Science Data Processing Workflow

General Workflow

See Associations and JWST for an overview of how JWST uses associations. This document describes how associations are used by the ground processing system to execute the level 2 and level 3 pipelines based on.

Up to the initial calibration step calwebb_detector1, the science exposures are treated individually. However, starting at the level 2 calibration step, exposures may need other exposures in order to be further processed. Instead of creating a single monolithic pipeline, the workflow uses the associations to determine what pipeline should be executed and when to execute them. In the figure below, this wait-then-execute process is represented by the workflow trigger. The workflow reads the contents of an association to determine what exposures, and possibly other files, are needed to continue processing. The workflow then waits until all exposures exist. At that point, the related calibration step is executed with the association as input.

With this finer granularity, the workflow can run more processes parallel, and allows the operators deeper visibility into the progression of the data through the system.

../../_images/workflow-generic.png

Figure 1: General workflow through level 2 and level 3 processing

The figure represents the following workflow:

  • Data comes down from the observatory and is converted to the raw FITS files.

  • calwebb_detector1 is run on each file to convert the data to the countrate format.

  • In parallel with calwebb_detector1, the Pool Maker collects the list of downloaded exposures and places them in the Association Pool.

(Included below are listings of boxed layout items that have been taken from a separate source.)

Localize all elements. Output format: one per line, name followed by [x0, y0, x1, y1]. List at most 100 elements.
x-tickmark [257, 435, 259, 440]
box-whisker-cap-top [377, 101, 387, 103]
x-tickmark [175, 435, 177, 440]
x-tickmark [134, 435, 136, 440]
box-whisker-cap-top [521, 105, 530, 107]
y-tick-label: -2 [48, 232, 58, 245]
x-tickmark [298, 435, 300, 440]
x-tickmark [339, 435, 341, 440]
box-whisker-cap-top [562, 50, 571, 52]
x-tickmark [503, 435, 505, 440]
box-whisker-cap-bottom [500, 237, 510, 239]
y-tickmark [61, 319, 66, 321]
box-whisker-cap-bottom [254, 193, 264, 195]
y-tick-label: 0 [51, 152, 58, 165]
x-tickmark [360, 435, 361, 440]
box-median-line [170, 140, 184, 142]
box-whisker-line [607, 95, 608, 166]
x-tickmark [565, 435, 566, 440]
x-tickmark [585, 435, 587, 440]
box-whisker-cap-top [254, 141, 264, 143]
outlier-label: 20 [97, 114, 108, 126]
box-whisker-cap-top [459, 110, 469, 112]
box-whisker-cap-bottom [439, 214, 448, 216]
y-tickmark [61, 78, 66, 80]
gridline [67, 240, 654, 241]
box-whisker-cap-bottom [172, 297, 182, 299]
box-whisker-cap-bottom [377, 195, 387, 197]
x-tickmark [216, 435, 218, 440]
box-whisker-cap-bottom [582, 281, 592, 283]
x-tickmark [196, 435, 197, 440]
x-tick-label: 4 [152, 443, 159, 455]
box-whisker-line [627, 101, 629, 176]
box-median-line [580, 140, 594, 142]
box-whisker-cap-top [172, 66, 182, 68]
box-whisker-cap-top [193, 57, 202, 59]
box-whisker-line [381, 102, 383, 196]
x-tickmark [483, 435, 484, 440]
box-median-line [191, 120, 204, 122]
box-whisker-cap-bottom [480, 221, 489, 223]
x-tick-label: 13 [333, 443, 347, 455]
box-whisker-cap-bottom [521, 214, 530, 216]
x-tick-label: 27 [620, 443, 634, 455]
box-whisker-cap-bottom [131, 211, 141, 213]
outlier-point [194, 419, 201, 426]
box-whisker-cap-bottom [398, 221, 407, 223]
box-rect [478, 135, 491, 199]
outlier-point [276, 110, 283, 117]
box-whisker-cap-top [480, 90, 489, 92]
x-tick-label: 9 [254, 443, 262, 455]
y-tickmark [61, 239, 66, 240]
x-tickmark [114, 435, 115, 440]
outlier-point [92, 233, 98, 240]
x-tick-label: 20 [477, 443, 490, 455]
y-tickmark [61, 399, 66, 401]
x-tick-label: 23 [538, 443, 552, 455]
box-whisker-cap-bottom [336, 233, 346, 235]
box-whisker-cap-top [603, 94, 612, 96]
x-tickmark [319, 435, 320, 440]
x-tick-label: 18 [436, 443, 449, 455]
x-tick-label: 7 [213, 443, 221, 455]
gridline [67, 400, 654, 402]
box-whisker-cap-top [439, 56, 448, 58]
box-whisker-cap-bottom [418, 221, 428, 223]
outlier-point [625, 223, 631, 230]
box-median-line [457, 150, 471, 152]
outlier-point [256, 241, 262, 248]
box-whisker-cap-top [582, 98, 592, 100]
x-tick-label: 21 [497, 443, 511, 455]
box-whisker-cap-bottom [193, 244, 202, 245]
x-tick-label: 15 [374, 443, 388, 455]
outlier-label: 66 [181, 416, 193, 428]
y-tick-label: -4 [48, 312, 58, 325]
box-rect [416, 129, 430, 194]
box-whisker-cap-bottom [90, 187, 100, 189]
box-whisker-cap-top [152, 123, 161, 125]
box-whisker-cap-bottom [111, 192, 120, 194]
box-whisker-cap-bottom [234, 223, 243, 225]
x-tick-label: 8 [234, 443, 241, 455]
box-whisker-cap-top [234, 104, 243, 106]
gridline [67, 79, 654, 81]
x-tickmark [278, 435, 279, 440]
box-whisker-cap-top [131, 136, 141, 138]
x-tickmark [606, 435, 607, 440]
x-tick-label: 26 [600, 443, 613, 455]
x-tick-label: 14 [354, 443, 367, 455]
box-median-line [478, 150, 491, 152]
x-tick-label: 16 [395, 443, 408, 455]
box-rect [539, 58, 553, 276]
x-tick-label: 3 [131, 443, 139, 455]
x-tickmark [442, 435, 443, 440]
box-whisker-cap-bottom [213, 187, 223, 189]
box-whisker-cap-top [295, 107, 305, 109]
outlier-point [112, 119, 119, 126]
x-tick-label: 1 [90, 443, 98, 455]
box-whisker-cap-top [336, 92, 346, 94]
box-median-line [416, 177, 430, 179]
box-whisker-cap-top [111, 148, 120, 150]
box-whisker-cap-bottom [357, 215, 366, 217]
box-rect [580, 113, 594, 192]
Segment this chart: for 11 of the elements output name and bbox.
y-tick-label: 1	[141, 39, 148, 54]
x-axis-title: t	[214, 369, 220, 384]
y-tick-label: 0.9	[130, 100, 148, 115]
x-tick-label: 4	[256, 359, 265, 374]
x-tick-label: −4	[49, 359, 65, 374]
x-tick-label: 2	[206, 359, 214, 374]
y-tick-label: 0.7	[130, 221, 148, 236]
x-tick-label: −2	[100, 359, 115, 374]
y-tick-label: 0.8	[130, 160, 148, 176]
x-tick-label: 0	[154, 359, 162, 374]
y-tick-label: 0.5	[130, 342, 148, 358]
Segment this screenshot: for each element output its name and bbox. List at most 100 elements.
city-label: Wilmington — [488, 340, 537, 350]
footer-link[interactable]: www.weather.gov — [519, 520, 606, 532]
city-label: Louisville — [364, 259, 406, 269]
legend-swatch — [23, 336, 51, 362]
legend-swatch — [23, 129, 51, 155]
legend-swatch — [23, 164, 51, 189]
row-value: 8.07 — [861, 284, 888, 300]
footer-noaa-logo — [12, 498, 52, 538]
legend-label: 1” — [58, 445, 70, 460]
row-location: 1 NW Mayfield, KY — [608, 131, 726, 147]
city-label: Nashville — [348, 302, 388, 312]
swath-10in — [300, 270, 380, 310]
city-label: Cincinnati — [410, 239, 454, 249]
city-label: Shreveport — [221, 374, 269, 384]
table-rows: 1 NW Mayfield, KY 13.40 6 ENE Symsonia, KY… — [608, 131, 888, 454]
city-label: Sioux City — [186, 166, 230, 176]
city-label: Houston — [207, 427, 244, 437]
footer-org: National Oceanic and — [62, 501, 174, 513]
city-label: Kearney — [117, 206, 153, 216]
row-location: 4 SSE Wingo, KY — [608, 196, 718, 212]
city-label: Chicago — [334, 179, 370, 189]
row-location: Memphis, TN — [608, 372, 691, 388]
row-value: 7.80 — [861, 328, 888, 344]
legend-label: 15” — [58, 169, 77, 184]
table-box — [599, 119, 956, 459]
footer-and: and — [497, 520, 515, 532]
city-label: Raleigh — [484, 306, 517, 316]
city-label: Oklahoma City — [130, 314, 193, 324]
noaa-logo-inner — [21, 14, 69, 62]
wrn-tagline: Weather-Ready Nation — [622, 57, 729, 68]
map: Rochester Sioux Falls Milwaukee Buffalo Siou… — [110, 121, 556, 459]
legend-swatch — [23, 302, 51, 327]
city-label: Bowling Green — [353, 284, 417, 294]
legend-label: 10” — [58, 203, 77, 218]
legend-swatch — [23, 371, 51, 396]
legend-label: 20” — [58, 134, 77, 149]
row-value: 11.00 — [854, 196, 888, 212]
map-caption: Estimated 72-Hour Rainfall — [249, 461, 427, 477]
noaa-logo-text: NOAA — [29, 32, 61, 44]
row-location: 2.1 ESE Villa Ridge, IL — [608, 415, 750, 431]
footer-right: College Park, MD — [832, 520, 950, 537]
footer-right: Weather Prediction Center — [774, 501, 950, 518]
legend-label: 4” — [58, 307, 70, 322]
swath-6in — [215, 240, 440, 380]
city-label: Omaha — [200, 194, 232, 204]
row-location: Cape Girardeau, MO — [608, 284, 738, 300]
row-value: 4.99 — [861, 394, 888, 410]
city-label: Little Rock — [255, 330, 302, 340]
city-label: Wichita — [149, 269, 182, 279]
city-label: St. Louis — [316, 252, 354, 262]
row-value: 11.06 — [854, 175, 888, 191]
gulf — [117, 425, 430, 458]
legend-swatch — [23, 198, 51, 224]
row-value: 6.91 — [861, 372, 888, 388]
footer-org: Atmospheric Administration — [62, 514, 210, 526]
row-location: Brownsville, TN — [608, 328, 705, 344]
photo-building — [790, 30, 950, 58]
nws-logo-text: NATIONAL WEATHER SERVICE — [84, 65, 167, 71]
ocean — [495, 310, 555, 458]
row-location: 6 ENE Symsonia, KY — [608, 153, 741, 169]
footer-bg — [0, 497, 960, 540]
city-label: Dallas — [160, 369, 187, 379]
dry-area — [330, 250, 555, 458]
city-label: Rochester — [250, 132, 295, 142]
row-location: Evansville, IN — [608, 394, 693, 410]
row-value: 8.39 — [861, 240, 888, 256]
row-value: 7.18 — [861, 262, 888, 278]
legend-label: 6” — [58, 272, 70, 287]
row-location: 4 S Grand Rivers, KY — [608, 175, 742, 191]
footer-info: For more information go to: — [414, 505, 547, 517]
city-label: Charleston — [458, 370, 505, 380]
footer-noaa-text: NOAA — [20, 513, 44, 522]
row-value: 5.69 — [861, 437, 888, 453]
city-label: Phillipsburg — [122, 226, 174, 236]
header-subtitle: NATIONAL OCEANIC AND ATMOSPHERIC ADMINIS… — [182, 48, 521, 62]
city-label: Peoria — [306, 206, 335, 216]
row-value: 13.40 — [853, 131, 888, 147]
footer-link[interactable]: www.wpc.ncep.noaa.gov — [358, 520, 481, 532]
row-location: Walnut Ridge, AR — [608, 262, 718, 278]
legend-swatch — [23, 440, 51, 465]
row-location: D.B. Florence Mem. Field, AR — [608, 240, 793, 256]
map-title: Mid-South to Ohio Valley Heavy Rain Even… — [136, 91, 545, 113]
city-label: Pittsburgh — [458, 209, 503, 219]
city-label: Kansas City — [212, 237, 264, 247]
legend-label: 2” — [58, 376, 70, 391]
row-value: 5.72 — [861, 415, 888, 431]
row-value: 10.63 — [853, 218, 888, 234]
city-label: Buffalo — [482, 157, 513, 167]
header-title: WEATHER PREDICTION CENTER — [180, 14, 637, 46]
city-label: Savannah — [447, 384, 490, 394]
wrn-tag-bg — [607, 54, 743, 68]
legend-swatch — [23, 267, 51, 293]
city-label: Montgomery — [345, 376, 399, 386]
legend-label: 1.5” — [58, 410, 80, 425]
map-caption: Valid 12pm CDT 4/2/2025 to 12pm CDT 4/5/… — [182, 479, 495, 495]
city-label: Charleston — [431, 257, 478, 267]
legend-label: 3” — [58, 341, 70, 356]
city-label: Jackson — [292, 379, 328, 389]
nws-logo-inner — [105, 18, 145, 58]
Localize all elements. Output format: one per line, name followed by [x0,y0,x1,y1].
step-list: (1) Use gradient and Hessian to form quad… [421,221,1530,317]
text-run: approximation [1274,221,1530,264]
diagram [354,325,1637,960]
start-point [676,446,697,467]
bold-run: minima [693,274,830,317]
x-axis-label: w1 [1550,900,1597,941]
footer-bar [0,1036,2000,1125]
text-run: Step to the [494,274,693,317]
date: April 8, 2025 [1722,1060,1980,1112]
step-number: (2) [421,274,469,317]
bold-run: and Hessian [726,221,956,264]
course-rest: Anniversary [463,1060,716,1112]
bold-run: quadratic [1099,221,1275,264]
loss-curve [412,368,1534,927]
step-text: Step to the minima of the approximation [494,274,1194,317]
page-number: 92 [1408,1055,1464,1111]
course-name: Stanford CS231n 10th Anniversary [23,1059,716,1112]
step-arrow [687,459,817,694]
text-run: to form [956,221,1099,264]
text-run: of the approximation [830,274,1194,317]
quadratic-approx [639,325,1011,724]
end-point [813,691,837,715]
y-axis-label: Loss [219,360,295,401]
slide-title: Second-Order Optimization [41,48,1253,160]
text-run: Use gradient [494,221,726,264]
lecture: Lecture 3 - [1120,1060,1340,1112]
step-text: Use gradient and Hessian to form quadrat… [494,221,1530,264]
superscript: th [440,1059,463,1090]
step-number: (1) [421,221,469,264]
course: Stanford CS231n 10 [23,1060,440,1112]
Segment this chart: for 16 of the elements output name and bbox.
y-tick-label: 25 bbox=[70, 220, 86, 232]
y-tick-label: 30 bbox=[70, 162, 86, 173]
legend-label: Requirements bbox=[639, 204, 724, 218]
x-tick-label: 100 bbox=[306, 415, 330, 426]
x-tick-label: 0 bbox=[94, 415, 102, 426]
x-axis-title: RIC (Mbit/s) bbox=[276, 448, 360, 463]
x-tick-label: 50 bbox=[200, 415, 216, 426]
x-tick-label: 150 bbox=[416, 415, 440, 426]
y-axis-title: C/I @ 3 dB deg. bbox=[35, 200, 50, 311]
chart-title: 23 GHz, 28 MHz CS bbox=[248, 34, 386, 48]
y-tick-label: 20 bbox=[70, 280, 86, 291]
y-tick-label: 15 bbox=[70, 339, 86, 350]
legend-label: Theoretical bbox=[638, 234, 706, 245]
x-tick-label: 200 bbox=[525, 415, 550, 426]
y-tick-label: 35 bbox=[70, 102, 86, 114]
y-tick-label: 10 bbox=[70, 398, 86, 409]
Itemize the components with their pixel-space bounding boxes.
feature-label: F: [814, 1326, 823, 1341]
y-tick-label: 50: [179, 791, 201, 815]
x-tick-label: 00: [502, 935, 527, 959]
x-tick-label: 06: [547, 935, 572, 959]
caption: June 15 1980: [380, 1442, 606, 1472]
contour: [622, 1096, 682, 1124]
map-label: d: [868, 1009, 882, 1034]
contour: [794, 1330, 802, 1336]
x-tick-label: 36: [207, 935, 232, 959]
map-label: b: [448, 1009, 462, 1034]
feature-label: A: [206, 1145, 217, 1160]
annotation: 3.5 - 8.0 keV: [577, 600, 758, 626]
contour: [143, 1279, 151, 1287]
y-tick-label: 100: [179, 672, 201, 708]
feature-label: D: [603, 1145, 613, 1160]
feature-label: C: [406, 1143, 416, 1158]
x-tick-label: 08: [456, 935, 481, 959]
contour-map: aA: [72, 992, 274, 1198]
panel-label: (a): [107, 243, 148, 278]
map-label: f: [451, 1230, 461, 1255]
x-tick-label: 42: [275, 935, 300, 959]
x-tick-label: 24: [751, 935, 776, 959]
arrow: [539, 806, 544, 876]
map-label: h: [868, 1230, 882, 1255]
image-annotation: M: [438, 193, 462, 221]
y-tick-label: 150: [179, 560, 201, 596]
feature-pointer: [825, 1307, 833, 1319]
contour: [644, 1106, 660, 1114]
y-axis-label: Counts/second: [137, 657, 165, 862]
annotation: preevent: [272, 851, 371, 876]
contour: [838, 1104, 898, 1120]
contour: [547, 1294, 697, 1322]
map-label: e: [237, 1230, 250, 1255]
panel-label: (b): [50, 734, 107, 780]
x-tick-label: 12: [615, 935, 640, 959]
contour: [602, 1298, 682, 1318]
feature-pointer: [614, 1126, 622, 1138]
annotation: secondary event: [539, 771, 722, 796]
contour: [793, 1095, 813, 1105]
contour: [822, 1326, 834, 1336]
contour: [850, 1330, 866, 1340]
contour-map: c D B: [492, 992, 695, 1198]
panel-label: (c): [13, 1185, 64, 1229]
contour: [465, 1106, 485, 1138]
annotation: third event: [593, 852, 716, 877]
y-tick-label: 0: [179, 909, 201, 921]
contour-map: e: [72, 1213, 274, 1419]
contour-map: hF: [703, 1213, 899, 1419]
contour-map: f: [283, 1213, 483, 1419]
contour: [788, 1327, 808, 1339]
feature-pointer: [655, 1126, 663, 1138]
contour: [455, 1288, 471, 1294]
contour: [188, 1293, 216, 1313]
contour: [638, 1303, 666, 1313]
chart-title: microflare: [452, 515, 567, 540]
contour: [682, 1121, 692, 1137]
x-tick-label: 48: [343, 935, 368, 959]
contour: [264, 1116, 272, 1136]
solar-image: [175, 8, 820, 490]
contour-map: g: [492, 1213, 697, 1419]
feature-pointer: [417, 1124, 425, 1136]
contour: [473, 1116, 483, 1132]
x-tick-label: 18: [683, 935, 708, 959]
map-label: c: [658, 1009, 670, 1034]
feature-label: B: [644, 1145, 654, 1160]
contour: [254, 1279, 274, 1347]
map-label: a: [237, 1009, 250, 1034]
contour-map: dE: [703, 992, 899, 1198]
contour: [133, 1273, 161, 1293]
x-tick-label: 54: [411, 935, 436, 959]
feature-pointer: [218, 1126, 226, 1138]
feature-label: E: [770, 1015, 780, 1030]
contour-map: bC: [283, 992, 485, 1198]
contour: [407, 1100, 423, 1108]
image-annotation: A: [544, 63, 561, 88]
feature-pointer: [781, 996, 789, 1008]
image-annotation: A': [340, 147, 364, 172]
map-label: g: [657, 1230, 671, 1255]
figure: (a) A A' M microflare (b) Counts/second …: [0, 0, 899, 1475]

  • When enough exposures have been download to complete an Association Candidate, such as an Observation Candidate, the Pool Maker calls the Association Generator, asn_generate, to create the set of associations based on that Candidate.

  • For each association generated, the workflow creates a file watch list from the association, then waits until all exposures needed by that association come into existence.

  • When all exposures for an association exist, the workflow then executes the corresponding pipeline, passing the association as input.

Wide Field Slitless Spectroscopy

In most cases, the data will flow from level 2 to level 3, completing calibration. However, more complicated situations can be handled by the same wait-then-execute process. One particular case is for the Wide Field Slitless Spectrometry (WFSS) modes. The specific flow is show in the figure below:

../../_images/workflow-wfss.png

Figure 2: WFSS workflow

For WFSS data, at least two observations are made, one consisting of a direct image of the field-of-view (FOV), and a second where the FOV is dispersed using a grism. The direct image is first processed through level 3. At the level 3 stage, a source catalog of objects found in the image, and a segment map, used to record the minimum bounding box sizes for each object, are generated. The source catalog is then used as input to the level 2 processing of the spectral data. This extra link between the two major stages is represented by the Segment & Catalog file set, shown in red in the diagram. The level 2 association grism_spec2_asn not only lists the needed countrate exposures, but also the catalog file produced by the level 3 image processing. Hence, the workflow knows to wait for this file before continuing the spectral processing.

Field Guide to File Names

The high-level distinctions between level 2, level 3, exposure-centric, and target-centric files can be determined by the following file patterns.

  • Files produced by level 3 processing

    Any file name that matches the following regex is a file that has been produced by a level 3 pipeline:

    .+[aocr][0-9]{3:4}.+
    
  • Files containing exposure-centric data

    Such data have files that match the following regex:

    jw[0-9]{11}_[0-9]{5}_[0-9]{5}_.+\.fits
    
  • Files containing target-centric data

    Such data have files that match the following regex:

    jw[0-9]{5}-[aocr][0-9]{3:4}_.+
    

    Such data is the result of the combination of data from several exposures, usually produced by a level 3 calibration pipeline.

Note that these patterns are not intended to fully define all the specific types of files there are. However, these are the main classifications, from which the documentation for the individual calibrations steps and pipelines will describe any further details.